The worst instance of this clash between approach and substance, and the final nail in the coffin for this reviewer, was the author’s story of Deal Hudson, former advisor to President Bush on Catholic affairs. He’d lost his job as a professor at Fordham University for sexually harassing an eighteen-year-old girl. Milbank notes the paradox of a Catholic advisor/sex predator, and then goes on to actually recount the episode. This girl had confessed to Hudson that she was depressed and suicidal, and he decided to invite her out and get her drunk. Remember the tone of the book as you read this:
He then offered her a ride to school. “Dr. Hudson told me to lay my head on his lap, suggesting fellatio when he unzipped his zipper. I did both,” the student reported. He then took her to his office “and laid me down on top of [his desk]. He began touching me, unzipping my jeans, and pulling up my shirt. I was just glad to be laying down, I could barely feel my body.” After exchanging “sexual acts,” Hudson took Poppas to her dorm, then went home to his wife.
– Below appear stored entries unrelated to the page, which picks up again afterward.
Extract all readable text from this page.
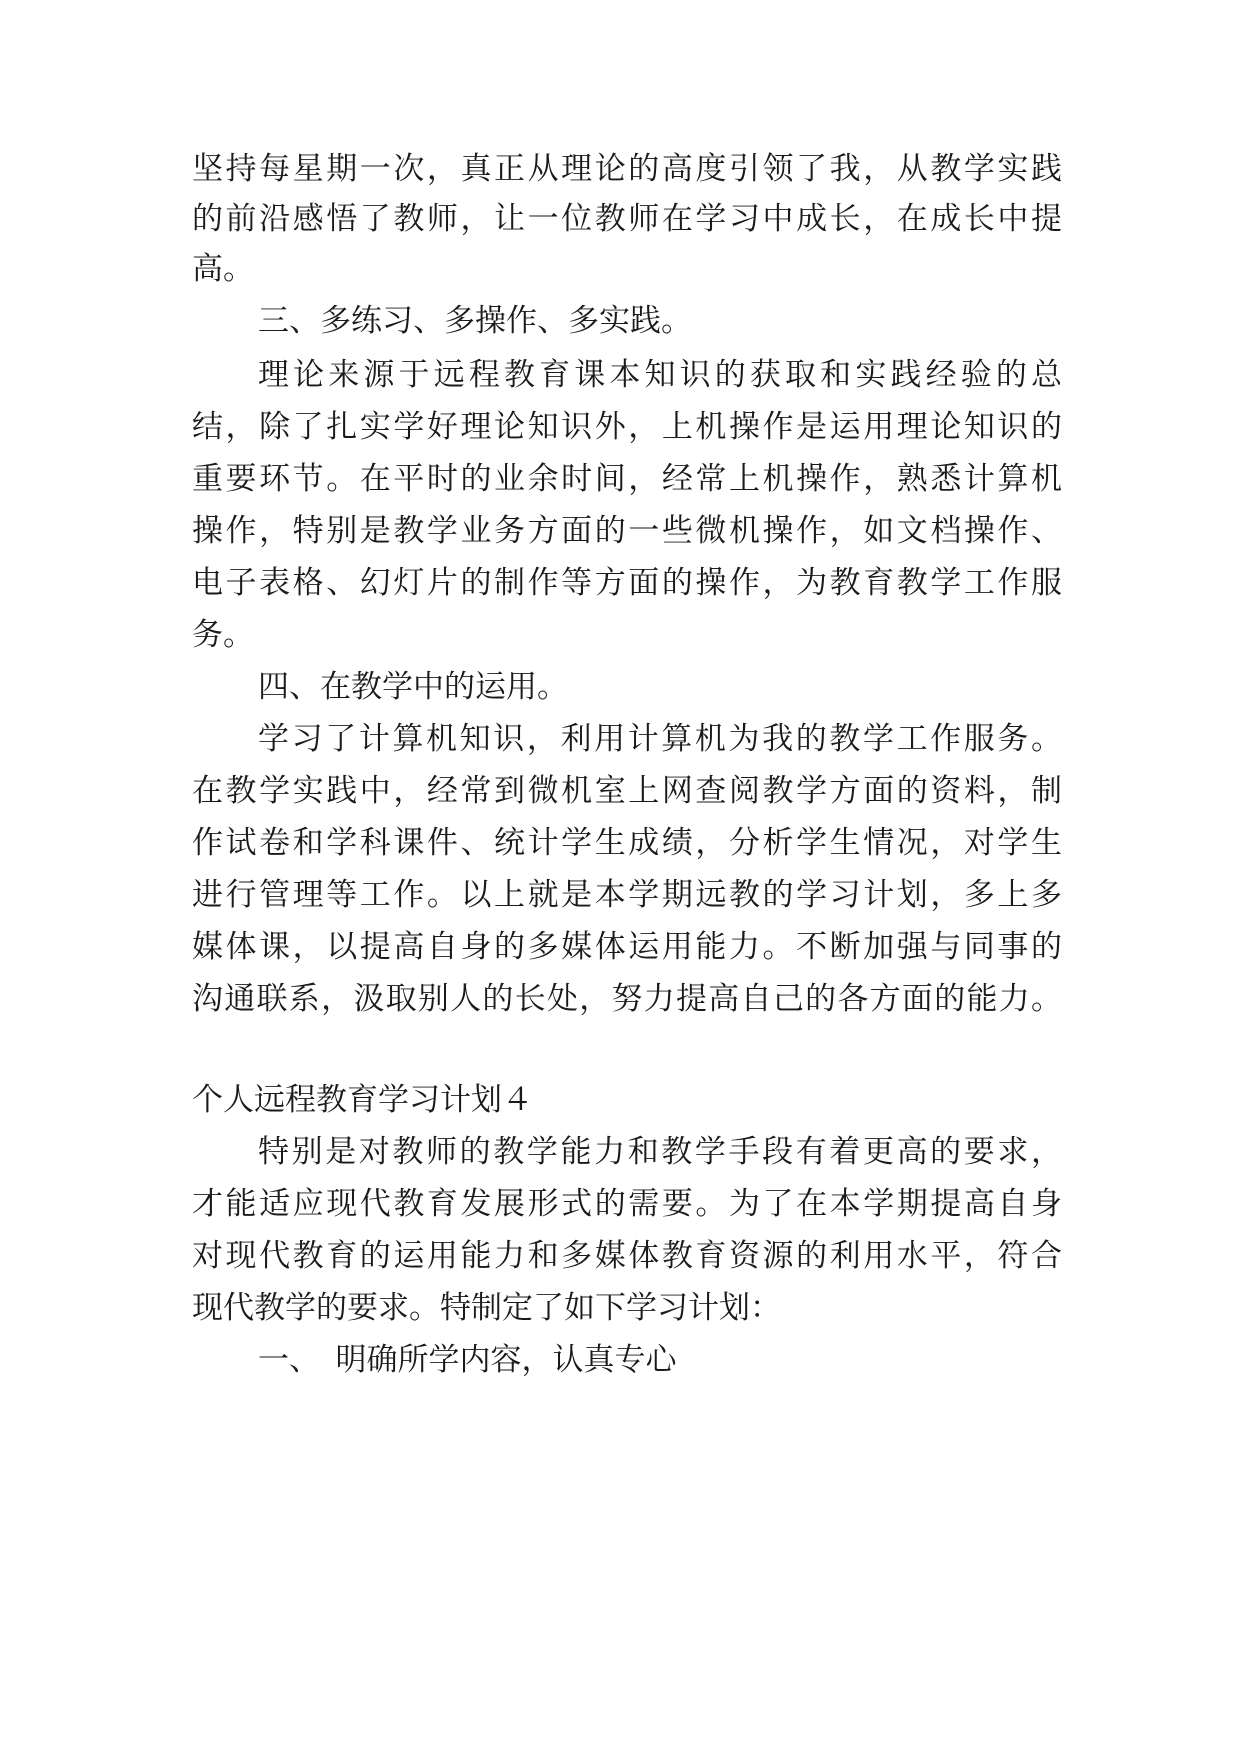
坚持每星期一次，真正从理论的高度引领了我，从教学实践
的前沿感悟了教师，让一位教师在学习中成长，在成长中提
高。
三、多练习、多操作、多实践。
理论来源于远程教育课本知识的获取和实践经验的总
结，除了扎实学好理论知识外，上机操作是运用理论知识的
重要环节。在平时的业余时间，经常上机操作，熟悉计算机
操作，特别是教学业务方面的一些微机操作，如文档操作、
电子表格、幻灯片的制作等方面的操作，为教育教学工作服
务。
四、在教学中的运用。
学习了计算机知识，利用计算机为我的教学工作服务。
在教学实践中，经常到微机室上网查阅教学方面的资料，制
作试卷和学科课件、统计学生成绩，分析学生情况，对学生
进行管理等工作。以上就是本学期远教的学习计划，多上多
媒体课，以提高自身的多媒体运用能力。不断加强与同事的
沟通联系，汲取别人的长处，努力提高自己的各方面的能力。
个人远程教育学习计划４
特别是对教师的教学能力和教学手段有着更高的要求，
才能适应现代教育发展形式的需要。为了在本学期提高自身
对现代教育的运用能力和多媒体教育资源的利用水平，符合
现代教学的要求。特制定了如下学习计划：
一、　明确所学内容，认真专心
The reader doesn’t sense any outrage on Milbank’s part; he simply prattles on about how the Potomac Man has no shame, as any other culture would. His goofy, pseudo-anthropological approach precludes the appropriate disgust. That is left to the reader, who knows what to think about Deal Hudson, but isn’t so sure anymore about Dana Milbank.
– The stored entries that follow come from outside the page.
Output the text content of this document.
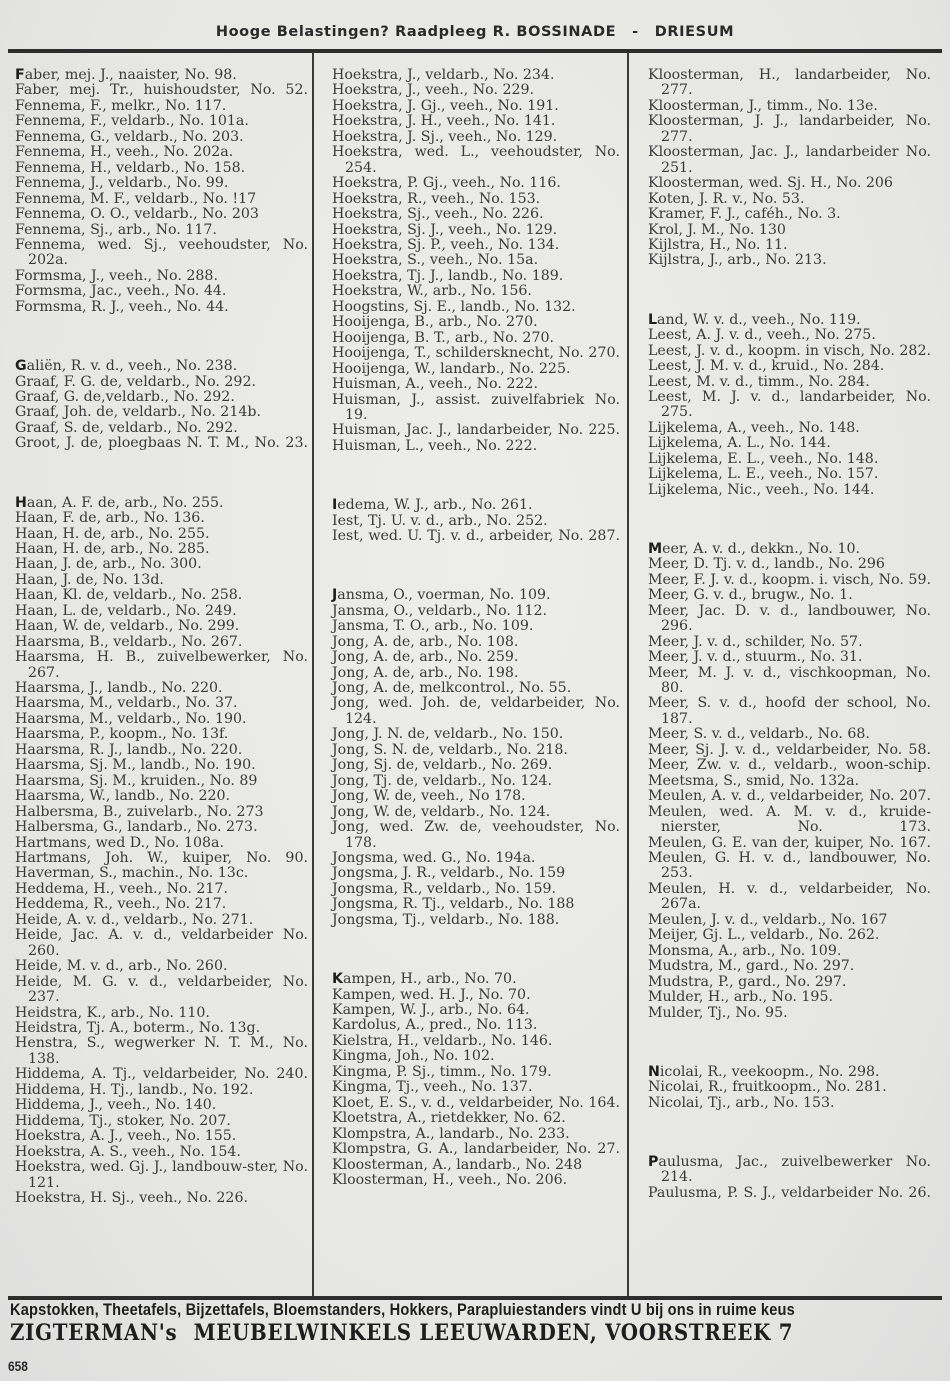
Hooge Belastingen? Raadpleeg R. BOSSINADE - DRIESUM

Faber, mej. J., naaister, No. 98.

Faber, mej. Tr., huishoudster, No. 52.

Fennema, F., melkr., No. 117.

Fennema, F., veldarb., No. 101a.

Fennema, G., veldarb., No. 203.

Fennema, H., veeh., No. 202a.

Fennema, H., veldarb., No. 158.

Fennema, J., veldarb., No. 99.

Fennema, M. F., veldarb., No. !17

Fennema, O. O., veldarb., No. 203

Fennema, Sj., arb., No. 117.

Fennema, wed. Sj., veehoudster, No. 202a.

Formsma, J., veeh., No. 288.

Formsma, Jac., veeh., No. 44.

Formsma, R. J., veeh., No. 44.

Galiën, R. v. d., veeh., No. 238.

Graaf, F. G. de, veldarb., No. 292.

Graaf, G. de,veldarb., No. 292.

Graaf, Joh. de, veldarb., No. 214b.

Graaf, S. de, veldarb., No. 292.

Groot, J. de, ploegbaas N. T. M., No. 23.

Haan, A. F. de, arb., No. 255.

Haan, F. de, arb., No. 136.

Haan, H. de, arb., No. 255.

Haan, H. de, arb., No. 285.

Haan, J. de, arb., No. 300.

Haan, J. de, No. 13d.

Haan, Kl. de, veldarb., No. 258.

Haan, L. de, veldarb., No. 249.

Haan, W. de, veldarb., No. 299.

Haarsma, B., veldarb., No. 267.

Haarsma, H. B., zuivelbewerker, No. 267.

Haarsma, J., landb., No. 220.

Haarsma, M., veldarb., No. 37.

Haarsma, M., veldarb., No. 190.

Haarsma, P., koopm., No. 13f.

Haarsma, R. J., landb., No. 220.

Haarsma, Sj. M., landb., No. 190.

Haarsma, Sj. M., kruiden., No. 89

Haarsma, W., landb., No. 220.

Halbersma, B., zuivelarb., No. 273

Halbersma, G., landarb., No. 273.

Hartmans, wed D., No. 108a.

Hartmans, Joh. W., kuiper, No. 90.

Haverman, S., machin., No. 13c.

Heddema, H., veeh., No. 217.

Heddema, R., veeh., No. 217.

Heide, A. v. d., veldarb., No. 271.

Heide, Jac. A. v. d., veldarbeider No. 260.

Heide, M. v. d., arb., No. 260.

Heide, M. G. v. d., veldarbeider, No. 237.

Heidstra, K., arb., No. 110.

Heidstra, Tj. A., boterm., No. 13g.

Henstra, S., wegwerker N. T. M., No. 138.

Hiddema, A. Tj., veldarbeider, No. 240.

Hiddema, H. Tj., landb., No. 192.

Hiddema, J., veeh., No. 140.

Hiddema, Tj., stoker, No. 207.

Hoekstra, A. J., veeh., No. 155.

Hoekstra, A. S., veeh., No. 154.

Hoekstra, wed. Gj. J., landbouw-ster, No. 121.

Hoekstra, H. Sj., veeh., No. 226.

Hoekstra, J., veldarb., No. 234.

Hoekstra, J., veeh., No. 229.

Hoekstra, J. Gj., veeh., No. 191.

Hoekstra, J. H., veeh., No. 141.

Hoekstra, J. Sj., veeh., No. 129.

Hoekstra, wed. L., veehoudster, No. 254.

Hoekstra, P. Gj., veeh., No. 116.

Hoekstra, R., veeh., No. 153.

Hoekstra, Sj., veeh., No. 226.

Hoekstra, Sj. J., veeh., No. 129.

Hoekstra, Sj. P., veeh., No. 134.

Hoekstra, S., veeh., No. 15a.

Hoekstra, Tj. J., landb., No. 189.

Hoekstra, W., arb., No. 156.

Hoogstins, Sj. E., landb., No. 132.

Hooijenga, B., arb., No. 270.

Hooijenga, B. T., arb., No. 270.

Hooijenga, T., schildersknecht, No. 270.

Hooijenga, W., landarb., No. 225.

Huisman, A., veeh., No. 222.

Huisman, J., assist. zuivelfabriek No. 19.

Huisman, Jac. J., landarbeider, No. 225.

Huisman, L., veeh., No. 222.

Iedema, W. J., arb., No. 261.

Iest, Tj. U. v. d., arb., No. 252.

Iest, wed. U. Tj. v. d., arbeider, No. 287.

Jansma, O., voerman, No. 109.

Jansma, O., veldarb., No. 112.

Jansma, T. O., arb., No. 109.

Jong, A. de, arb., No. 108.

Jong, A. de, arb., No. 259.

Jong, A. de, arb., No. 198.

Jong, A. de, melkcontrol., No. 55.

Jong, wed. Joh. de, veldarbeider, No. 124.

Jong, J. N. de, veldarb., No. 150.

Jong, S. N. de, veldarb., No. 218.

Jong, Sj. de, veldarb., No. 269.

Jong, Tj. de, veldarb., No. 124.

Jong, W. de, veeh., No 178.

Jong, W. de, veldarb., No. 124.

Jong, wed. Zw. de, veehoudster, No. 178.

Jongsma, wed. G., No. 194a.

Jongsma, J. R., veldarb., No. 159

Jongsma, R., veldarb., No. 159.

Jongsma, R. Tj., veldarb., No. 188

Jongsma, Tj., veldarb., No. 188.

Kampen, H., arb., No. 70.

Kampen, wed. H. J., No. 70.

Kampen, W. J., arb., No. 64.

Kardolus, A., pred., No. 113.

Kielstra, H., veldarb., No. 146.

Kingma, Joh., No. 102.

Kingma, P. Sj., timm., No. 179.

Kingma, Tj., veeh., No. 137.

Kloet, E. S., v. d., veldarbeider, No. 164.

Kloetstra, A., rietdekker, No. 62.

Klompstra, A., landarb., No. 233.

Klompstra, G. A., landarbeider, No. 27.

Kloosterman, A., landarb., No. 248

Kloosterman, H., veeh., No. 206.

Kloosterman, H., landarbeider, No. 277.

Kloosterman, J., timm., No. 13e.

Kloosterman, J. J., landarbeider, No. 277.

Kloosterman, Jac. J., landarbeider No. 251.

Kloosterman, wed. Sj. H., No. 206

Koten, J. R. v., No. 53.

Kramer, F. J., caféh., No. 3.

Krol, J. M., No. 130

Kijlstra, H., No. 11.

Kijlstra, J., arb., No. 213.

Land, W. v. d., veeh., No. 119.

Leest, A. J. v. d., veeh., No. 275.

Leest, J. v. d., koopm. in visch, No. 282.

Leest, J. M. v. d., kruid., No. 284.

Leest, M. v. d., timm., No. 284.

Leest, M. J. v. d., landarbeider, No. 275.

Lijkelema, A., veeh., No. 148.

Lijkelema, A. L., No. 144.

Lijkelema, E. L., veeh., No. 148.

Lijkelema, L. E., veeh., No. 157.

Lijkelema, Nic., veeh., No. 144.

Meer, A. v. d., dekkn., No. 10.

Meer, D. Tj. v. d., landb., No. 296

Meer, F. J. v. d., koopm. i. visch, No. 59.

Meer, G. v. d., brugw., No. 1.

Meer, Jac. D. v. d., landbouwer, No. 296.

Meer, J. v. d., schilder, No. 57.

Meer, J. v. d., stuurm., No. 31.

Meer, M. J. v. d., vischkoopman, No. 80.

Meer, S. v. d., hoofd der school, No. 187.

Meer, S. v. d., veldarb., No. 68.

Meer, Sj. J. v. d., veldarbeider, No. 58.

Meer, Zw. v. d., veldarb., woon-schip.

Meetsma, S., smid, No. 132a.

Meulen, A. v. d., veldarbeider, No. 207.

Meulen, wed. A. M. v. d., kruide-nierster, No. 173.

Meulen, G. E. van der, kuiper, No. 167.

Meulen, G. H. v. d., landbouwer, No. 253.

Meulen, H. v. d., veldarbeider, No. 267a.

Meulen, J. v. d., veldarb., No. 167

Meijer, Gj. L., veldarb., No. 262.

Monsma, A., arb., No. 109.

Mudstra, M., gard., No. 297.

Mudstra, P., gard., No. 297.

Mulder, H., arb., No. 195.

Mulder, Tj., No. 95.

Nicolai, R., veekoopm., No. 298.

Nicolai, R., fruitkoopm., No. 281.

Nicolai, Tj., arb., No. 153.

Paulusma, Jac., zuivelbewerker No. 214.

Paulusma, P. S. J., veldarbeider No. 26.

Kapstokken, Theetafels, Bijzettafels, Bloemstanders, Hokkers, Parapluiestanders vindt U bij ons in ruime keus
ZIGTERMAN's MEUBELWINKELS LEEUWARDEN, VOORSTREEK 7
658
|A few years ago, Dana Milbank was labeled a “policy bimbo” by John Podhoretz, son of Norman and writer for The National Review. Anyone who earns the ire of John Podhoretz (or any Podhoretz for that matter) must have something going for him, but one can’t help but conclude that there was more than a kernel of truth in that stinging sobriquet. If authors wish to deal with the evil alongside the inane, they commit themselves to a precarious balancing act, and the stakes are high. Milbank falls flat on his face; every chuckle is a pyrrhic victory.|
Greg Waldmann is a native New Yorker living in Boston with a degree in International Affairs.